Vindication via Val d’Aosta

Martin Chen
3 min readMar 20, 2022

EKPHRASIS WRITING TASK

One more time, just once more he wanted to witness the view from the top.

A white and clear sky was to be expected today. Switzerland was heading into spring, and nothing out of ordinary was to expected rocks rumble underneath his feat. Unless one was to look at the mountain overlooking Rhine Falls that day.

The rubble that was lifted from empty footprints gently tumbled off the ledge. Chalky and shriveled hands gripped on to the next ridge. The dry flesh that held onto the stone helped stable and support each seize and climb. His arms trembling from having performed this process countless times, their muscles aching in agonizing pain. As he tilted his neck upwards, his eyes staring at the darkened morning sky, waves of distilled clouds absorbing the water vapor being puffed out from his dried and pale lips. The mountain peak was so close. The vertex left a bold statement on his mind. The slowness of time, the reality of the ever-present, in a world where nothing stops. In this moment, he decided to push on, but it was this eagerness, that built up motivations, that vision he had replayed countless times, that had led him to that fatal move.

With his body completely upright, eyes sparkling with excitement and teeth gritted he pushed forward to the next ridge that barely peeked out into the atmosphere. His left arm was pathetically attempting to grab on. He felt a sudden yet soft momentum shift underneath him. He didn’t need to look down to know that the platform his feet were barely touching was beginning to corrode away. His head and body now violently trying to find a gateway out of the inevitable moment. His eyes, now widened, locked onto a moderately distant “grip” like outlet inside a rugged rock and he began to resettle his feet in preparation to gander a leap. He bent his legs to the slightest acute angle possible with the utmost care, closed his eyes tight and his feet released from a tangible surface.

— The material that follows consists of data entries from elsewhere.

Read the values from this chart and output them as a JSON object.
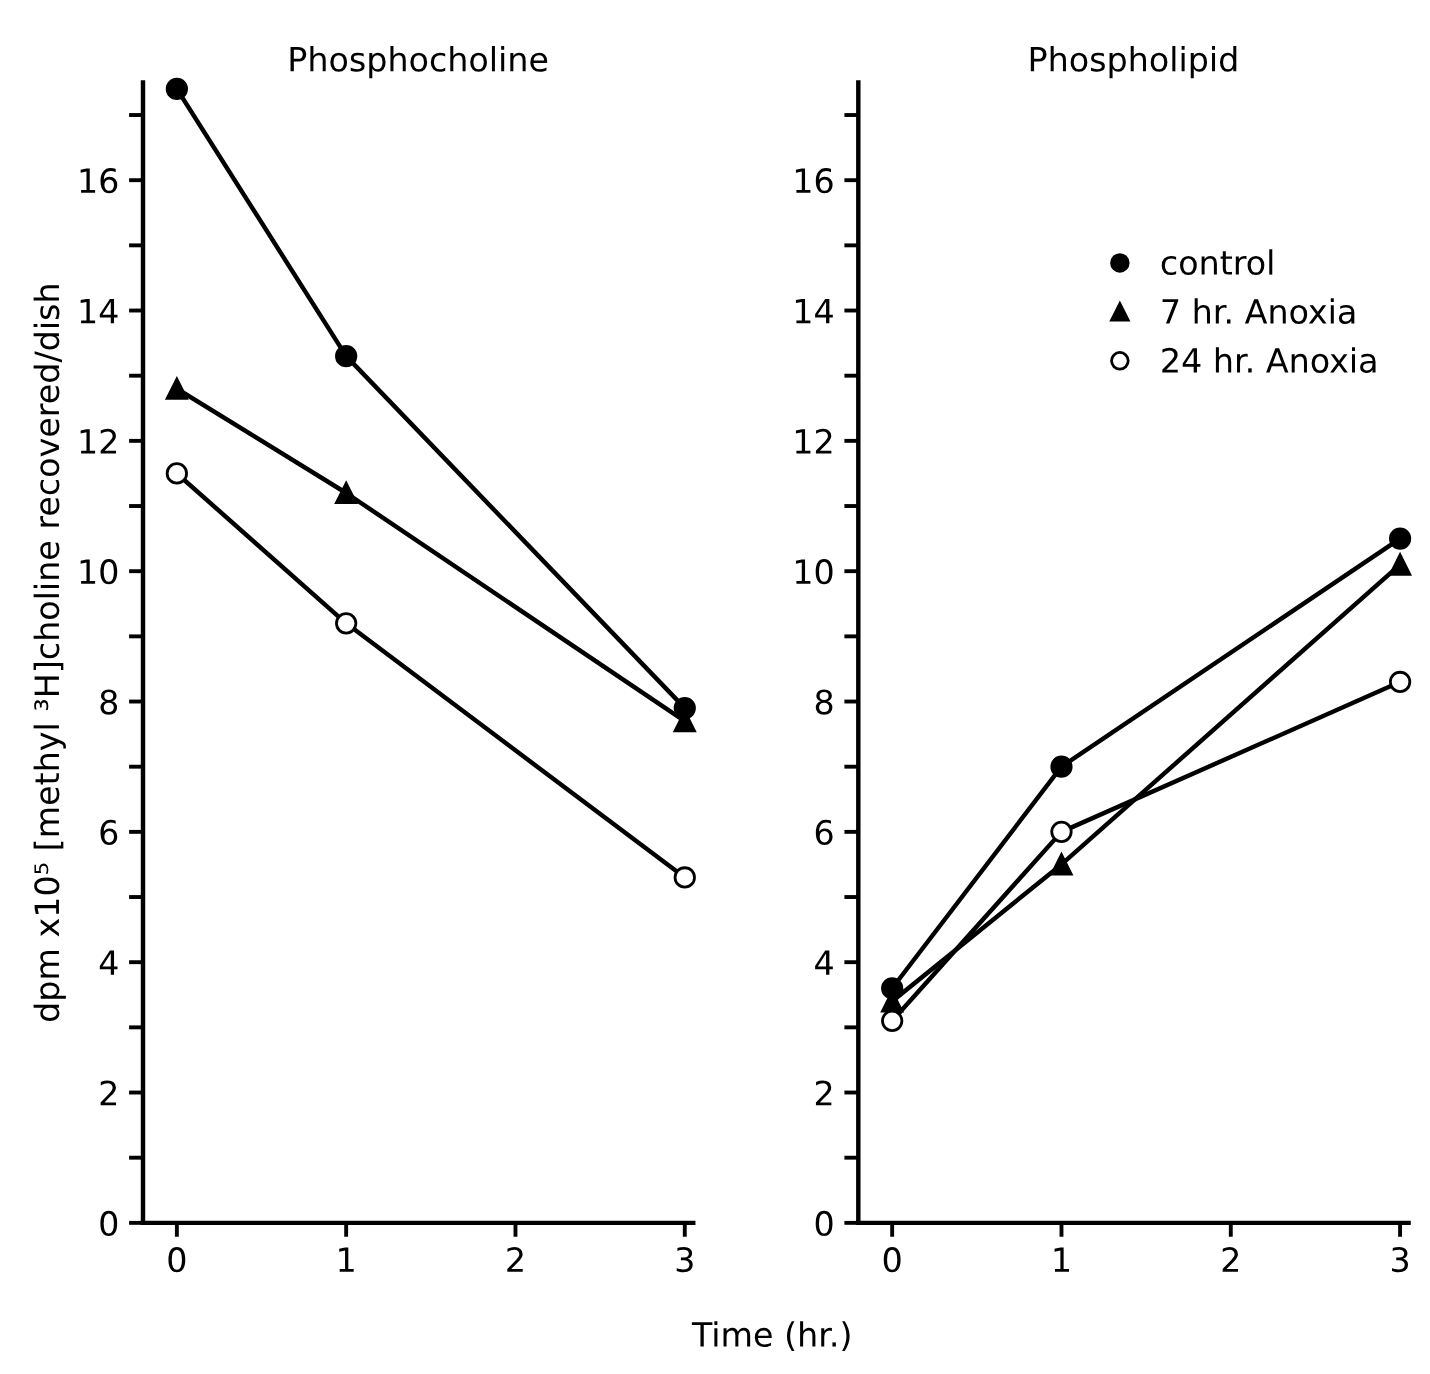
{
  "chart_data": [
    {
      "type": "line",
      "title": "Phosphocholine",
      "xlabel": "Time (hr.)",
      "ylabel": "dpm x10⁵ [methyl ³H]choline recovered/dish",
      "x": [
        0,
        1,
        3
      ],
      "xlim": [
        -0.2,
        3.05
      ],
      "xticks": [
        0,
        1,
        2,
        3
      ],
      "ylim": [
        0,
        17.5
      ],
      "yticks": [
        0,
        {
          "value": 1,
          "label": null
        },
        2,
        {
          "value": 3,
          "label": null
        },
        4,
        {
          "value": 5,
          "label": null
        },
        6,
        {
          "value": 7,
          "label": null
        },
        8,
        {
          "value": 9,
          "label": null
        },
        10,
        {
          "value": 11,
          "label": null
        },
        12,
        {
          "value": 13,
          "label": null
        },
        14,
        {
          "value": 15,
          "label": null
        },
        16,
        {
          "value": 17,
          "label": null
        }
      ],
      "grid": false,
      "legend": false,
      "series": [
        {
          "color": "#000000",
          "marker": "circle",
          "values": [
            17.4,
            13.3,
            7.9
          ]
        },
        {
          "color": "#000000",
          "marker": "triangle",
          "values": [
            12.8,
            11.2,
            7.7
          ]
        },
        {
          "color": "#000000",
          "marker": "circle-open",
          "values": [
            11.5,
            9.2,
            5.3
          ]
        }
      ]
    },
    {
      "type": "line",
      "title": "Phospholipid",
      "x": [
        0,
        1,
        3
      ],
      "xlim": [
        -0.2,
        3.05
      ],
      "xticks": [
        0,
        1,
        2,
        3
      ],
      "ylim": [
        0,
        17.5
      ],
      "yticks": [
        0,
        {
          "value": 1,
          "label": null
        },
        2,
        {
          "value": 3,
          "label": null
        },
        4,
        {
          "value": 5,
          "label": null
        },
        6,
        {
          "value": 7,
          "label": null
        },
        8,
        {
          "value": 9,
          "label": null
        },
        10,
        {
          "value": 11,
          "label": null
        },
        12,
        {
          "value": 13,
          "label": null
        },
        14,
        {
          "value": 15,
          "label": null
        },
        16,
        {
          "value": 17,
          "label": null
        }
      ],
      "grid": false,
      "legend": "top right",
      "series": [
        {
          "name": "control",
          "color": "#000000",
          "marker": "circle",
          "values": [
            3.6,
            7.0,
            10.5
          ]
        },
        {
          "name": "7 hr. Anoxia",
          "color": "#000000",
          "marker": "triangle",
          "values": [
            3.4,
            5.5,
            10.1
          ]
        },
        {
          "name": "24 hr. Anoxia",
          "color": "#000000",
          "marker": "circle-open",
          "values": [
            3.1,
            6.0,
            8.3
          ]
        }
      ]
    }
  ]
}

In the air, his senses heightened. The soft gushing of minute whiffs of wind, the crashing of water over the climax of the mountain, the stone-cold touch of the thinning oxygen wrapping around his flesh, nostrils flaring, trying to get as much O2 as possible and mouth assisting the nose when inhaling and open wide in anticipation. The very next second, his feet hit something solid. He sighed in relief as he opened his eyes ready to see that he has safe. But instead, his legs were in the same place he had seen them last. Resorting to an even worse sense of panic, he darted and flailed his body the check what was wrong. When he looked to his right, he realized what had happened. He had never let go of his initial handle. Alongside a wave of concentrated frustration and pure fear that had embodied his very soul the ground also came over with a quiver of hesitation and gave way. A juncture of thoughts rushed into his brain as he felt gravity flip inside his stomach. He was most definitely, without a doubt falling.

Even as he was falling it was the beauty of the mountain he looked at. This was one thing he was instructed to never do. To always be conscious of your surroundings, to analyze your landing zone, and find the optimal place break the fall to recover your “wings”. But it was his dream to reach the top, a goal he had always and would never cease admiring. To once again look over and witness the crashing water, the copious amounts of green forestation bordering the view and the mixture of the aqueous stream mixing with shore. Two substances joined as one, a unison.

Expeditiously, without a second to spare, his body slammed against a flat out-hanging of rock. His body bluntly bounced, like a baseball squelching and nestling into wet grass. His neck backlashed and back arched for a split second before he, as a whole, slumped back down horizontally. The fall wasn’t high, roughly 10 meters, but on such a surface, the damage had been dealt. His eyes never left that peak, but his vision slowly darkened, darkened … black.

One more time, just once more he wanted to witness the view from the top.